- Official 1968 portrait

Member of the Canadian Parliament for Glengarry—Prescott
- In office 1962–1972
- Preceded by: Osie Villeneuve
- Succeeded by: Denis Éthier

Personal details
- Born: June 27, 1915 Sainte-Justine-de-Newton, Quebec
- Died: July 19, 1976 (aged 61)
- Party: Liberal
- Spouse: Marcelle Touchette
- Relations: Denis Éthier, brother

= Viateur Éthier =

Canadian politician

Viateur Éthier (June 27, 1915 - July 19, 1976) was a businessman and political figure in Ontario, Canada. He represented Glengarry—Prescott in the House of Commons of Canada as a Liberal member from 1962 to 1972. He was born in Sainte-Justine-de-Newton, Quebec, in 1915, the son of Albert Éthier, and studied there and at Dalkeith, Ontario. He married Marcelle Touchette in 1948. Éthier owned a bakery in Dalkeith.

Éthier retired from politics in 1972. His brother Denis was elected to the House of Commons for the same seat in 1972 and represented the riding until 1984.

==Altercation with a CBC cameraman==
On July 9, 1969, Éthier hit a CBC cameraman in the jaw, after he had questioned the bilingual nature of Canada.

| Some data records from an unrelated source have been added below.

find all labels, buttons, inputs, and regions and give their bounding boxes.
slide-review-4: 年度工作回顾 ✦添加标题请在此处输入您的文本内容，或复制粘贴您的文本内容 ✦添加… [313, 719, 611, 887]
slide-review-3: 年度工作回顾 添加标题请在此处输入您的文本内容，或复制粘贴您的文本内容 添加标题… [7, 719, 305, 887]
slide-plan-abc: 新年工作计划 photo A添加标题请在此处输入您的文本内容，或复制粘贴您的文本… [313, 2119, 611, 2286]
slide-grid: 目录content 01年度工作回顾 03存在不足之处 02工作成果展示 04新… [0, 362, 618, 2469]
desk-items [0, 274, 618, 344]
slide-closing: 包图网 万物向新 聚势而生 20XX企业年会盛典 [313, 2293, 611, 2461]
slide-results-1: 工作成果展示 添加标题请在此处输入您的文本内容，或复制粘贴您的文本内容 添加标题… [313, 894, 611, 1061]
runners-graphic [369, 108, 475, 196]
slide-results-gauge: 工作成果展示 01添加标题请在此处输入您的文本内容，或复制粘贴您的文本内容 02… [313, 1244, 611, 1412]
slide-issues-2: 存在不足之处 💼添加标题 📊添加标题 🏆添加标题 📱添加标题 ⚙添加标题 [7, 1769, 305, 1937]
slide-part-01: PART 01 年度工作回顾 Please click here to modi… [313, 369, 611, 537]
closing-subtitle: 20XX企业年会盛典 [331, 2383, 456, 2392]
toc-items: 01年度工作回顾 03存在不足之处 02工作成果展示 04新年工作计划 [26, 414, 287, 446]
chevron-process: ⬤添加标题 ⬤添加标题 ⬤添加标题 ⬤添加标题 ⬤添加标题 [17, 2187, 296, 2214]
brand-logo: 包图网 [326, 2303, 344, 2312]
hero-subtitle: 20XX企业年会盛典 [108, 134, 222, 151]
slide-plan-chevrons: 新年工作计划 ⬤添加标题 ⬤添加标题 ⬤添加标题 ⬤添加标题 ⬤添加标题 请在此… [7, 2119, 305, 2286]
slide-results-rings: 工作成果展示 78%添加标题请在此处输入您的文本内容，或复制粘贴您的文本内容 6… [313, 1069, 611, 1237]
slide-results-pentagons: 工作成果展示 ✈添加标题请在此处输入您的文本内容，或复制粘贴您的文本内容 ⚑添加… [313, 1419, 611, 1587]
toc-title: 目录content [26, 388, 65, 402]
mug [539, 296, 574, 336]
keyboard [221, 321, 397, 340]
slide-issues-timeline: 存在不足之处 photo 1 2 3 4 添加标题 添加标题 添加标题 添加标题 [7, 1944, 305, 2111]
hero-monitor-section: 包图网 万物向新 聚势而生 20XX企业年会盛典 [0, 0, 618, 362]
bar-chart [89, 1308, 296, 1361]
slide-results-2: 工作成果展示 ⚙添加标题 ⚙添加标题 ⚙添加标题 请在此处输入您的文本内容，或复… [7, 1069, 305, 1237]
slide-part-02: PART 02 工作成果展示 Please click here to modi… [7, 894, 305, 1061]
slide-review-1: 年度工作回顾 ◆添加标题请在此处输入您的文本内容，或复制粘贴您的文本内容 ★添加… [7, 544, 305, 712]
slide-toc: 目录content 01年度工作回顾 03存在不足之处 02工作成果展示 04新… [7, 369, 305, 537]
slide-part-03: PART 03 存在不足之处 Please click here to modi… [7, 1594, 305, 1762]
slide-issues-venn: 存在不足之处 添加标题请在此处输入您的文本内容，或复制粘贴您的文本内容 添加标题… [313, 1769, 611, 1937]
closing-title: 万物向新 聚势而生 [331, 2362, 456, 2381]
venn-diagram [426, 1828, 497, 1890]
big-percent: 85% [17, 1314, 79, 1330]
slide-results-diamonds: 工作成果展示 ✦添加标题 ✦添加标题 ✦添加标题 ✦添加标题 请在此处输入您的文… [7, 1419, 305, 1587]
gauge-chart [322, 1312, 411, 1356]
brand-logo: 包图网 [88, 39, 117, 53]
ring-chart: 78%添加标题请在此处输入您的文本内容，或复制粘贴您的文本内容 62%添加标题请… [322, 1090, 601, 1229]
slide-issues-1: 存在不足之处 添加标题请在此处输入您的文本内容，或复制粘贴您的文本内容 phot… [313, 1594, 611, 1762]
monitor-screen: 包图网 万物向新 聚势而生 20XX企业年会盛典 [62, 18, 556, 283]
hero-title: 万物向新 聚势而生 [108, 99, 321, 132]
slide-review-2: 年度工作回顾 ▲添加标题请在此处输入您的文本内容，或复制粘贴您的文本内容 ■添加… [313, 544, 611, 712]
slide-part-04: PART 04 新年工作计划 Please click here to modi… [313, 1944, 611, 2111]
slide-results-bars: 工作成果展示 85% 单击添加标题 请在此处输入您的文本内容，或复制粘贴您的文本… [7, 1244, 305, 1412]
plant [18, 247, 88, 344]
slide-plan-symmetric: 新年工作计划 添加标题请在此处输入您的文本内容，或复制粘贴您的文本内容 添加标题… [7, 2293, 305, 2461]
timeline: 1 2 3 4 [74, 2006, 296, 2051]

As Éthier was leaving the House of Commons, he asked a question in French to cameraman Jim Primerous. Primerous responded that he didn't speak French. Éthier was annoyed by this response, and proceeded to lecture the cameraman about the importance of being bilingual when working for a crown corporation. At this, Primerous replied "but is it a bilingual country?" Éthier thought this response was insolent, especially two days after the adoption of the Official Languages Act, and he was not able to hold back his fist.